Data and databases are essential for startups at every stage of their growth. Businesses increasingly prefer data-driven decision-making to intuition-based decision-making — and the data analytics market is growing at an annual rate of nearly 30%.
New technologies such as cloud-based database management and AI have shaken up the sector in recent times, but what are the key trends to watch in data management — and what changes can we expect to see in the near future?
SurrealDB World Conference 2023 brought together visionaries, innovators and thought leaders to answer these very questions. But if you missed it, here are some of our key takeaways plus some extra expert insights.
1/ Data on the cloud
Data is the core part of your tech stack in most businesses, says Tobie Morgan Hitchcock, cofounder and CEO of SurrealDB, a startup that offers a modern cloud-native database platform, adding that many companies have been moving their data onto cloud-based systems in recent years.

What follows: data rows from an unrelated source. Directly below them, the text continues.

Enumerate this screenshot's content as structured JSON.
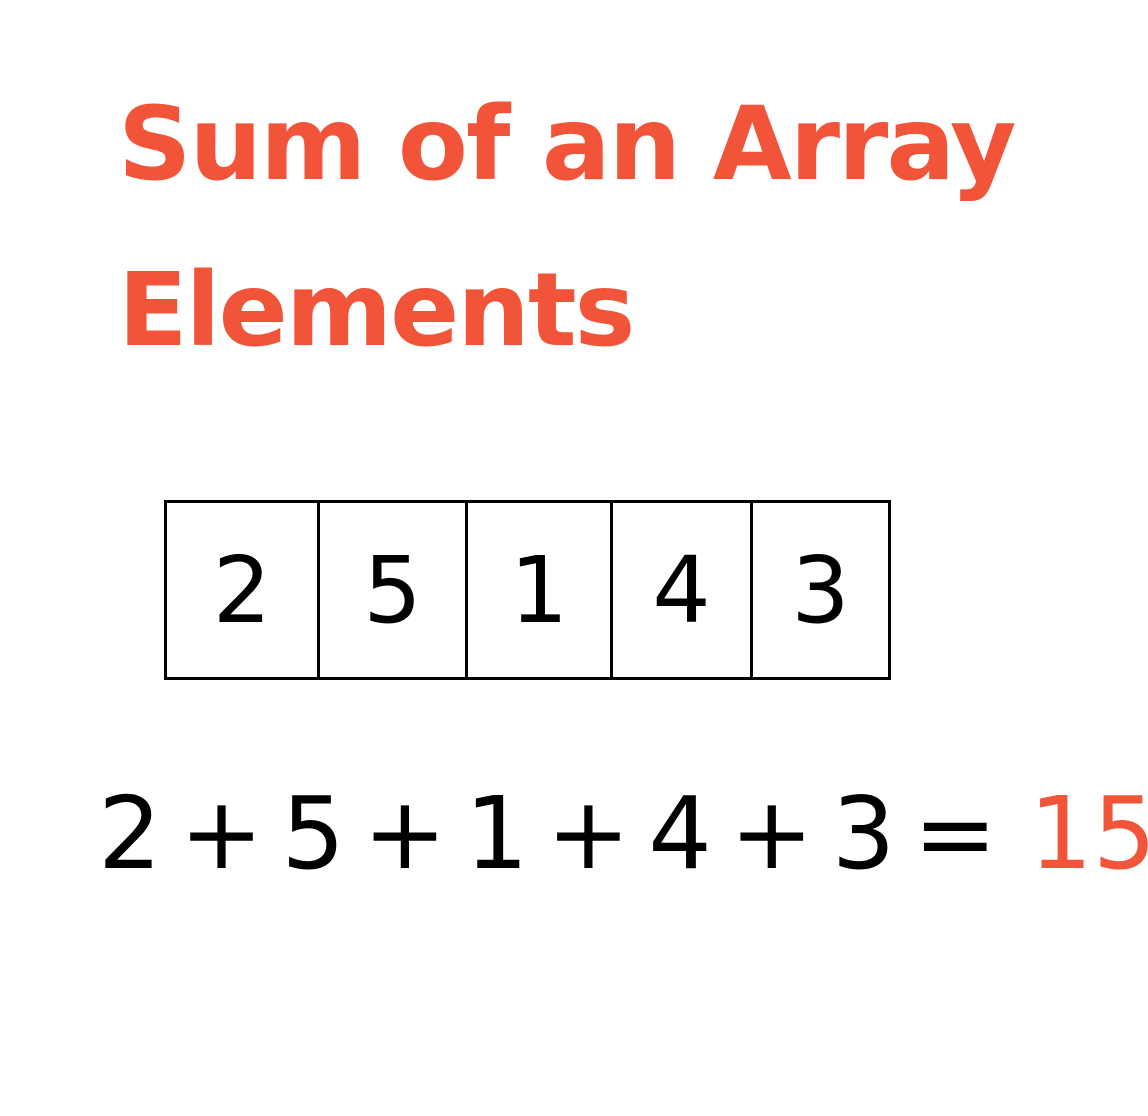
{
  "title": {
    "line1": "Sum of an Array",
    "line2": "Elements"
  },
  "array": {
    "cells": [
      "2",
      "5",
      "1",
      "4",
      "3"
    ]
  },
  "equation": {
    "terms": [
      "2",
      "5",
      "1",
      "4",
      "3"
    ],
    "plus": "+",
    "equals": "=",
    "result": "15"
  },
  "colors": {
    "accent": "#f15439",
    "text": "#000000",
    "background": "#ffffff"
  }
}
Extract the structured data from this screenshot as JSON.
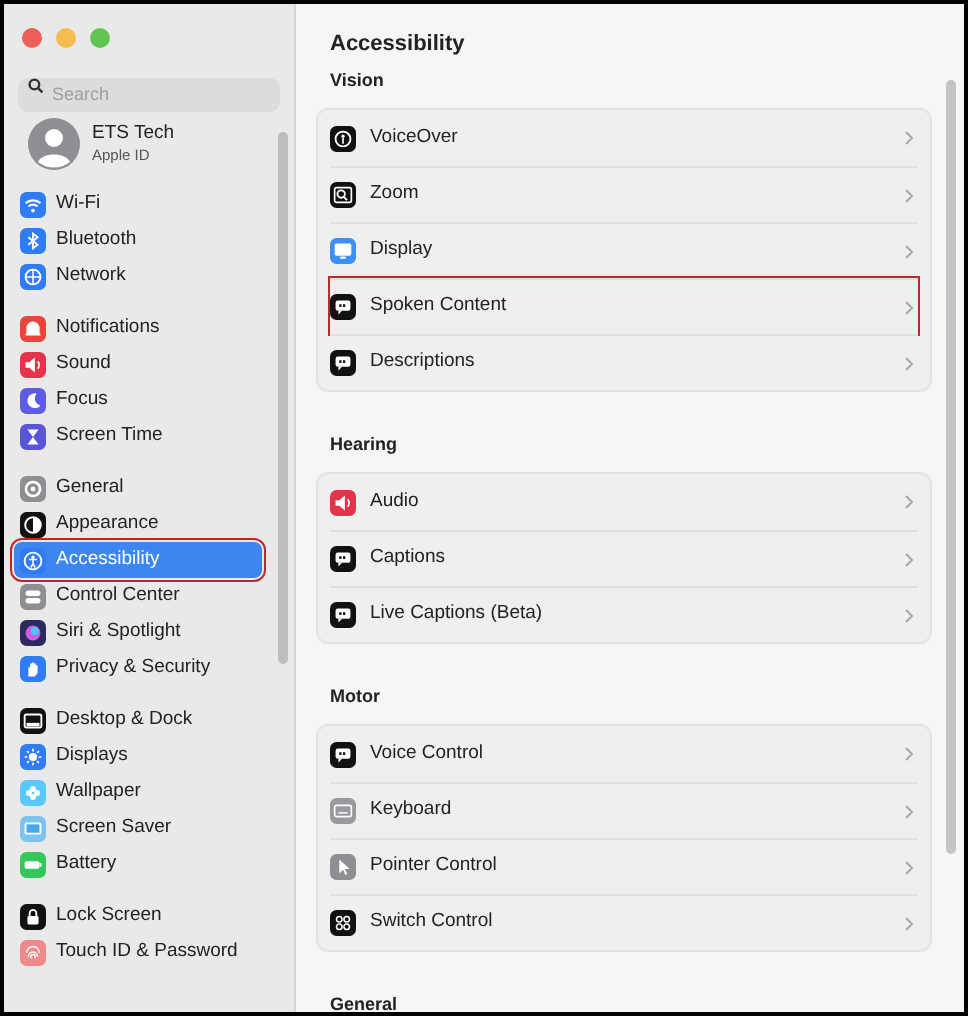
{
  "sidebar": {
    "search": {
      "placeholder": "Search"
    },
    "account": {
      "name": "ETS Tech",
      "subtitle": "Apple ID"
    },
    "groups": [
      {
        "items": [
          {
            "label": "Wi-Fi",
            "selected": false,
            "highlighted": false
          },
          {
            "label": "Bluetooth",
            "selected": false,
            "highlighted": false
          },
          {
            "label": "Network",
            "selected": false,
            "highlighted": false
          }
        ]
      },
      {
        "items": [
          {
            "label": "Notifications",
            "selected": false,
            "highlighted": false
          },
          {
            "label": "Sound",
            "selected": false,
            "highlighted": false
          },
          {
            "label": "Focus",
            "selected": false,
            "highlighted": false
          },
          {
            "label": "Screen Time",
            "selected": false,
            "highlighted": false
          }
        ]
      },
      {
        "items": [
          {
            "label": "General",
            "selected": false,
            "highlighted": false
          },
          {
            "label": "Appearance",
            "selected": false,
            "highlighted": false
          },
          {
            "label": "Accessibility",
            "selected": true,
            "highlighted": true
          },
          {
            "label": "Control Center",
            "selected": false,
            "highlighted": false
          },
          {
            "label": "Siri & Spotlight",
            "selected": false,
            "highlighted": false
          },
          {
            "label": "Privacy & Security",
            "selected": false,
            "highlighted": false
          }
        ]
      },
      {
        "items": [
          {
            "label": "Desktop & Dock",
            "selected": false,
            "highlighted": false
          },
          {
            "label": "Displays",
            "selected": false,
            "highlighted": false
          },
          {
            "label": "Wallpaper",
            "selected": false,
            "highlighted": false
          },
          {
            "label": "Screen Saver",
            "selected": false,
            "highlighted": false
          },
          {
            "label": "Battery",
            "selected": false,
            "highlighted": false
          }
        ]
      },
      {
        "items": [
          {
            "label": "Lock Screen",
            "selected": false,
            "highlighted": false
          },
          {
            "label": "Touch ID & Password",
            "selected": false,
            "highlighted": false
          }
        ]
      }
    ]
  },
  "content": {
    "title": "Accessibility",
    "sections": [
      {
        "heading": "Vision",
        "rows": [
          {
            "label": "VoiceOver",
            "highlighted": false
          },
          {
            "label": "Zoom",
            "highlighted": false
          },
          {
            "label": "Display",
            "highlighted": false
          },
          {
            "label": "Spoken Content",
            "highlighted": true
          },
          {
            "label": "Descriptions",
            "highlighted": false
          }
        ]
      },
      {
        "heading": "Hearing",
        "rows": [
          {
            "label": "Audio",
            "highlighted": false
          },
          {
            "label": "Captions",
            "highlighted": false
          },
          {
            "label": "Live Captions (Beta)",
            "highlighted": false
          }
        ]
      },
      {
        "heading": "Motor",
        "rows": [
          {
            "label": "Voice Control",
            "highlighted": false
          },
          {
            "label": "Keyboard",
            "highlighted": false
          },
          {
            "label": "Pointer Control",
            "highlighted": false
          },
          {
            "label": "Switch Control",
            "highlighted": false
          }
        ]
      },
      {
        "heading": "General"
      }
    ]
  }
}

“If you can move to a system in the cloud, it enables you to focus on building your application rather than on the tech stack, which then enables you to get to revenue quicker, increase your profit margins, reduce your costs and reduce development time,” says Morgan Hitchcock.
The only downside is that using cloud services can be expensive — but these costs are justified, according to Morgan Hitchcock.
“People forget the fact that these data centres are doing a lot for you that you would normally have to do yourself. You have to include a lot of these services, technologies and architectures, in addition to your other costs, and not just how much the server costs.”
He adds that many companies are still in the process of moving their databases into cloud systems — and many are yet to start. “People are now becoming more used to and accepting of data being stored in the cloud. Earlier, data needed to be managed and hosted by the organisation, and now they’re actually handing it off to companies like Amazon and Google.”
2/ Concerns around privacy
“More and more people around the world are becoming savvy to how their data is being used — and that’s a good thing,” says Morgan Hitchcock. “Organisations and the people building the databases need to accept that and become aware of it.”
Just removing people’s name and date of birth and address is not sufficient
Dr Caroline Morton, a GP, clinical researcher and software developer, says that concerns around data privacy are huge in healthcare — where patient data is crucial to research and innovation.
“Just removing people’s name and date of birth and address is not sufficient — that is not anonymising. If you combine that data with other data that’s available, say, on social media, you can find something,” she says.
To tackle this, she says there’s a move towards “trusted research environments”, which are secure virtual environments in which you can access data, analyse it and conduct research. The platform is kept secure by allowing no access to the internet from the time you log in.
Apart from this, Dr Morton says that it’s key for users themselves to be aware of what data they’re sharing and where — and how it can be used combined with other data they’ve shared elsewhere on the internet. She adds that the move towards more data being stored on devices could also enforce better data protection and ownership for users.
The volume of data in the world is also growing, and this is straining traditional models of computing where everything is controlled and analysed centrally. This is also leading to many companies gravitating to a more decentralised computing model, where analytics and intelligence are built into edge applications closer to the users.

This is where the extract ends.